Les occidentaux ont voulu les imiter à partir de 1444 (portugais, vite suivis par les néerlandais et les anglais), et maintenant, c’est nous qui trinquons pour tout le monde…
L’art 4 du traité de Fontainebleau du 11 avril 1814 exilant Napoléon à l’île d’Elbe prévoyait : « Toutes les puissances s’engagent à employer leurs bons offices pour faire respecter par les Êtats barbaresques le pavillon et le territoire de l’île d’Elbe, et pour que, dans ses rapports avec les Barbaresques, elle soit assimilée à la France. » Au moment de renoncer à l’Empire , l’ex-enfant de Corse grandi dans les récits des razzias barbaresques éprouvait cette terreur: être enlevé par les esclavagistes d’Afrique du Nord. ..

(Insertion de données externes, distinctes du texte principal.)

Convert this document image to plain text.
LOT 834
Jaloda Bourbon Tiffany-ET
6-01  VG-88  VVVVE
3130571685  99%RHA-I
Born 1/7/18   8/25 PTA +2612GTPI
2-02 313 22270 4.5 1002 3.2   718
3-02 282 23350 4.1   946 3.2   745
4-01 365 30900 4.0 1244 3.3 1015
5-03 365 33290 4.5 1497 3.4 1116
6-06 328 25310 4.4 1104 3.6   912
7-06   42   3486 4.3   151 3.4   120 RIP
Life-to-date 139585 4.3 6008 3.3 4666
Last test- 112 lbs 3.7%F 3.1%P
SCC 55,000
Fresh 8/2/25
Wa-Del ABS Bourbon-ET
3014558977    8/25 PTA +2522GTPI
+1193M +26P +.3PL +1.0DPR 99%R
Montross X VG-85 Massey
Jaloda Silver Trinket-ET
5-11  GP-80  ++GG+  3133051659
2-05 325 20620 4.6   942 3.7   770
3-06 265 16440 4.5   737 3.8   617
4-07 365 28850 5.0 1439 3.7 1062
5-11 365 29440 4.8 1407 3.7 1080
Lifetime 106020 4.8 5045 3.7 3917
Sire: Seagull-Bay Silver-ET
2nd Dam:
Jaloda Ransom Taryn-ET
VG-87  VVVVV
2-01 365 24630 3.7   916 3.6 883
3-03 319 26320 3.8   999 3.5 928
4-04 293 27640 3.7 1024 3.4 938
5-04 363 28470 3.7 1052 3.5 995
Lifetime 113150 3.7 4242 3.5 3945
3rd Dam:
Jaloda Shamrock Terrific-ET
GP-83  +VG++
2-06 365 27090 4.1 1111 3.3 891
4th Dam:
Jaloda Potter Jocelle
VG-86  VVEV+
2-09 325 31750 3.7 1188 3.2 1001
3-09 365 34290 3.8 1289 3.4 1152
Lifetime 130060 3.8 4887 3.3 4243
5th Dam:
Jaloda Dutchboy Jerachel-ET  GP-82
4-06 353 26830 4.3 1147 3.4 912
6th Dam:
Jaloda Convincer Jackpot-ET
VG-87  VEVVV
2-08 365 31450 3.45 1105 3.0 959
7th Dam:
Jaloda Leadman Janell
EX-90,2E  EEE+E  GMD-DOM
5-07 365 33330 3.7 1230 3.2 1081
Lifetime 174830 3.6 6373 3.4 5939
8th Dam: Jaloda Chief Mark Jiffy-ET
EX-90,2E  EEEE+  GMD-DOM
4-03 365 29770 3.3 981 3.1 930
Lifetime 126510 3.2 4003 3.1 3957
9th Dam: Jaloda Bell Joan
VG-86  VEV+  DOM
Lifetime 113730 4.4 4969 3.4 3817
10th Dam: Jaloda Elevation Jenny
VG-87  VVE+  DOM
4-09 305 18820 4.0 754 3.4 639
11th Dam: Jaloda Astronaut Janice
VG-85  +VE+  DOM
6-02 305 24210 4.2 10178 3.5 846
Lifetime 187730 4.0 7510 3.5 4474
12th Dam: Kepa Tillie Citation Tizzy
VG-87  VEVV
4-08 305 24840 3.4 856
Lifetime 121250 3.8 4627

Pour autant que je sache , lorsque les Européens ont découvert les côtes d’Afrique de l’Ouest , la traite africaine et musulmane était très bien organisée et prospère , et ils sont arrivés en nouveaux clients d’un commerce florissant .
Ca n’exonère personne , c’est juste un éclairage sur la différence de nature de la traite occidentale .
Les propriétaires d’esclaves d’avant la guerre de Sécession avaient tout intérêt à ce que leur « cheptel » se reproduise, d’où le nombre de Noirs aux USA. Les mâles européens razziés autour de la Méditerranée étaient le plus souvent castrés (en Corse notamment.) Sans quoi le Maghreb serait aujourd’hui largement peuplé de Noirs…
L’esclavage a hélas toujours existé et dans toutes les sociétés. Il prend simplement parfois des formes moins ignobles. Prenez par exemple les autoentrepreneurs exploités au mépris de toute limite par des entreprises qui disent vous simplifier la vie, la votre mais pas celle de ces esclaves modernes qui sonnent à votre porte.